THE PLIGHT OF A VILLAGE DURING THE ‘LOCK DOWN’: Linganapura, Ramanagara District
Kaveri Das

About one thousand people live in Linganapura village, which is a part of Ramanagara District. Among them, some of them are daily wage workers. Some of them are construction labourers and some are tree-cutters. The youth and the women of the area work in cardboard factories in nearby Harohalli and some are menial labourers in the cooker, doll making and ice-cream factories. They receive an average salary of about Rs. 7000 or 8000 per month.

Some of the people of this village cultivate small agricultural plots. They do not totally depend on agriculture. They just grow some millets and legumes for their own requirement. They are totally dependent on daily wages and factory labour.

Presently with the ‘lockdown’ they are unable to do any work. The factories have declared ‘lock down’ and they have not received any salary. They should have at least given them half the salary; but no; they have not given them anything of that sort. Further, as there is no work, they are forced to spend their time at home. Almost fifty percent of them are very poor and are totally dependent on their daily wages. As no work is available they are almost starving as they have no money for food.

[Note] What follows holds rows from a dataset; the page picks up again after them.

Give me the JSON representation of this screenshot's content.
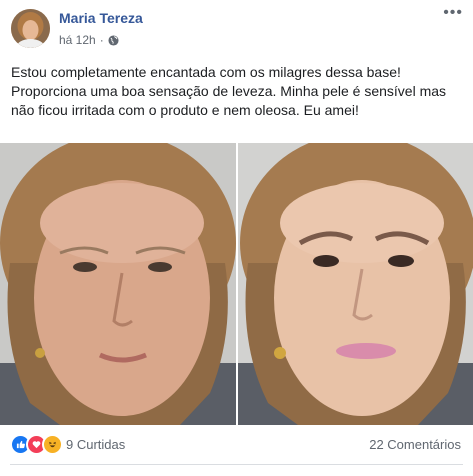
{
  "post": {
    "author": "Maria Tereza",
    "time": "há 12h",
    "separator": "·",
    "privacy_icon": "globe-icon",
    "more_icon": "more-options-icon",
    "more_glyph": "•••",
    "text": "Estou completamente encantada com os milagres dessa base! Proporciona uma boa sensação de leveza. Minha pele é sensível mas não ficou irritada com o produto e nem oleosa. Eu amei!"
  },
  "reactions": {
    "icons": [
      "like-icon",
      "love-icon",
      "haha-icon"
    ],
    "likes": "9 Curtidas",
    "comments": "22 Comentários"
  },
  "colors": {
    "author": "#365899",
    "like": "#1877f2",
    "love": "#f33e58",
    "haha": "#f7b125"
  }
}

None of the benefits that the government has announced have reached these villages. Moreover, from the time ‘Lock Down’ has been announced, rations have not come to the ration shops. The pension for old age that is given to senior citizens and which was supposed to be given for three months has also not reached them. None of them have received any of the benefits that the government has announced. Currently, they are forced to take loans with interest for theirliving.

There are no provision stores in this village. They have to travel five kilometres to Maralavadi to buy provisions. Right now, some of the people from the neighbouring villages are selling a few vegetables that they have grown. This is only once in three days. As a result they get only a few vegetables, that too for high prices.
There are no health centres in this village. If they encounter any health problems, they have to go all the way to a hospital at Maralavadi. It is not easy to take the patients there. Added to this, proper medications are not available in this Government Hospital. The patients have to pay more and get them from the medical shops. In the current situation, they are trying to take home medicines and get some first aid within their homes.

Neither the Village Panchayat members nor the representatives responsible for this village are bothered about the problems. They have not even bothered to ask for certain commodities that are supposed to be supplied by the government. Further, they have not taken any trouble to take precautions for the emergency regarding the Corona pandemic. The drains in the village are filled with putrid matter and the elected representatives of the village have not taken any action to get them cleaned. The continuous rain that has lashed for the past three to four days is the right time for ploughing the farms. But, no tractors are available. Even if they are available, the cost is too high and small farmers cannot afford them. They have no money and they are in great trouble.

In case they have any bank work, they have to go to the UCO Bank at Maralavadi. This is the only bank available in the hobli. Presently, some people have received Rs.500 deposited into their account from the central Jan Dhan Yojana; but they have not been able to withdraw the money from the bank as there are no transport facilities to go to the bank. As there is only one bank in the hobli, quite a number of people from all around will have to gather together near the bank which is presently not possible and is dangerous.

Recently when Modi requested people to light lamps, people had spread rumours that lighting the lamp and doing poojas will kill the corona virus. Quite a number of people have done this. During difficult times like these, spreading of false rumours and superstitious beliefs will push these village people into more problems.

The most important thing is that almost 50 percent of the people in the village are poor and they have exhausted their rations. They have been borrowing money as loans from their neighbours. Quite a few of them have been generous enough to lend. In the present situation people who are lending could also become bankrupt. Now, the government should at least provide the poor with what is required for their dailyfood.

There are first generation learners who have been to high school and done their PUC. Due to poverty, about 75 percent of them have discontinued their studies, and have started working in factories. Only three-four of them are able to continue their degree and post- graduation studies on a part time basis. The students of this village do not have proper internet connections and mobile phones and are unable to participate in the online classes.

Only a limited number of people migrated to the towns from this village and therefore those who have returned are also very few. This is the picture of our village Linganapura.

The above article was written in Kannada by a village resident. Translation from Kannada to English was done by Ms. Srijaya Char.